Yahoo open sources Vespa, Salesforce CRM, Dynamics 365 get smarter and more in today’s data science news.
After Hadoop, Yahoo has just open sourced its most important internal software named Vespa. Yahoo’s parent company Oath, which is owned by Verizon, said in an announcement that it had been using Vespa for content recommendations and searches. Vespa, which is now live on GitHub, dates back to early 2000’s handling around 3 billion ad requests daily. “By releasing Vespa, we are making it easy for anyone to build applications that can compute responses to user requests, over large datasets, at real time and at internet scale – capabilities that up until now, have been within reach of only a few large companies,” Oath said in its release.
CRM IN NEWS
Salesforce has launched a new platform for data sharing within the marketing cloud. The new product, Data Studio, gives the data owners more control in the way they share data and offers marketers better access to relevant data volumes. More importantly, marketers can reach out to their existing customers through artificial intelligence. With Data Studio, publishers have the authority over specific attributes like who are the potential buyers and why are they buying the data, and until what period the data can be used. “Data marketplaces typically provide opaque access to data,” said Raji Bedi, Vice President of Product Management at Salesforce Marketing Cloud, “What our customers desire is the ability to understand the origin, fair rights, and usage of that data. Marketers would prefer to have data with more transparency and a deeper understanding of their audience…this means there’s a more targeted reach for marketers and more revenue for data publishers.”
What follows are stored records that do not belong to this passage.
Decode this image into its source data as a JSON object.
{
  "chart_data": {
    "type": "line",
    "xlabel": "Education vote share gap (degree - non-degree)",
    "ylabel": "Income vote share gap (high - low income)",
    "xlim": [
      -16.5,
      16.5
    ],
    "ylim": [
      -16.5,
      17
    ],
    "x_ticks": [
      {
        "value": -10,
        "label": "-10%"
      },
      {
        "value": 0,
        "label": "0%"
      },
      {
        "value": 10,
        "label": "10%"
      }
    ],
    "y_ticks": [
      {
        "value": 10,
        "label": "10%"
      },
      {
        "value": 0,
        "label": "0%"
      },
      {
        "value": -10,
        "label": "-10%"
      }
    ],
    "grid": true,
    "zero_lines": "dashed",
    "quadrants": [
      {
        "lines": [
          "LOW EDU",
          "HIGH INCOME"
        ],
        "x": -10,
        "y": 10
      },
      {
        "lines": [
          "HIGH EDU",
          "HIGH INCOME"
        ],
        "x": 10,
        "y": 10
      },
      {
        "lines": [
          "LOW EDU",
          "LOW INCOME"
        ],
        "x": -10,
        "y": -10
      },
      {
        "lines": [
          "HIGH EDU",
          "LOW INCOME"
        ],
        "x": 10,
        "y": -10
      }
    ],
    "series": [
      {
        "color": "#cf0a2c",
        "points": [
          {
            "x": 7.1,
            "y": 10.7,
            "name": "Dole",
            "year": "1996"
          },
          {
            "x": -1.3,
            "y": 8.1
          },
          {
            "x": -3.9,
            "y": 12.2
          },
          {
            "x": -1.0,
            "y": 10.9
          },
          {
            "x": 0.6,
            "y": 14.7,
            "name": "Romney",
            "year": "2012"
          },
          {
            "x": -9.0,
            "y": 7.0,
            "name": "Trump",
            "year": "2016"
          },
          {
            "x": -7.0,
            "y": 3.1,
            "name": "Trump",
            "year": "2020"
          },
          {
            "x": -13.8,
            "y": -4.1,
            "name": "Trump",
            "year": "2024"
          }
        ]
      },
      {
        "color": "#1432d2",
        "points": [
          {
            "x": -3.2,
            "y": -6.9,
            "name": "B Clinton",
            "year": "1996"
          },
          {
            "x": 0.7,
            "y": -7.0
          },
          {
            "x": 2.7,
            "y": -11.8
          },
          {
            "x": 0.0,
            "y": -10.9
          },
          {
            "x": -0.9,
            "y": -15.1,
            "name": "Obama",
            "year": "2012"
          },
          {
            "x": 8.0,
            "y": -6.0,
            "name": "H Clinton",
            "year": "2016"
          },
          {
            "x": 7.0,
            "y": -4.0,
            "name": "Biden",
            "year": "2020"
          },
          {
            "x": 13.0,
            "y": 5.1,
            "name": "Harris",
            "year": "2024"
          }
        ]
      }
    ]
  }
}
“Our goal is to increase satisfaction across areas where we engage the customer and within internal support teams who can work more effectively and efficiently,” wrote Steve Guggenheimer, corporate vice president of Microsoft’s AI unit, in a blog post. “This is accomplished by having virtual agents engage with customers to solve their issues, and seamlessly transfer to support agents only when necessary. The agents receive real-time suggestions when a customer is handed off and can provide real-time feedback to train the virtual agents to become even more effective over time.”
ML FOR CLOUD IN NEWS
Infoworks said it has released the first and industry’s only end-to-end platform for automated big data warehousing in the cloud which will help organizations “build and deploy big data use-cases in days instead of months.” The platform, Infoworks Cloud Big Data Warehouse, uses advanced automation to handle big data infrastructure reducing the complexity. “We are enabling enterprises to rapidly modernize their data warehouse environments both on premise and in the cloud, and derive strategic value from their big data initiatives,” Infoworks CEO Amar Arsikere said, “The unprecedented level of automation built into the Infoworks platform enables enterprises to rapidly design and deploy big data analytics use-cases without any coding.”
Cloudera, which has been teaming up with Microsoft in a series of collaborations, has announced the upcoming beta release of Altus Data Engineering for the Microsoft Azure cloud environment. Cloudera Altus Data Engineering on Azure simplifies DevOps and reduces management complexity of infrastructure that are otherwise time consuming. “Enterprise customers increasingly choose Microsoft Azure for their large-scale data processing workloads. We are excited that Cloudera Altus will bring an easy-to-use, end-user focused managed service experience on Azure, that is backed by the proven enterprise-grade Cloudera distribution,” said Corey Sanders, who is the director of Compute at Microsoft Azure. “Azure is the only public cloud that provides Azure Data Lake Storage designed for big data at cloud scale. Together with Cloudera Altus, we help customers build, deploy, and share analytics solutions.”
In what could be a departure from big data architectures that consolidate data into a single data lake, Hortonworks has launched its cloud-based DataPlane Service that will analyze, manage and govern the data across environments, letting enterprises secure their data irrespective of the use case. It will capture data regardless of whether data is in motion or at rest. While DataPlane Service could be a fabric to manage all kinds of data no matter where they reside, its necessity goes beyond infrastructure reasons as data protection laws are getting stringent day by day.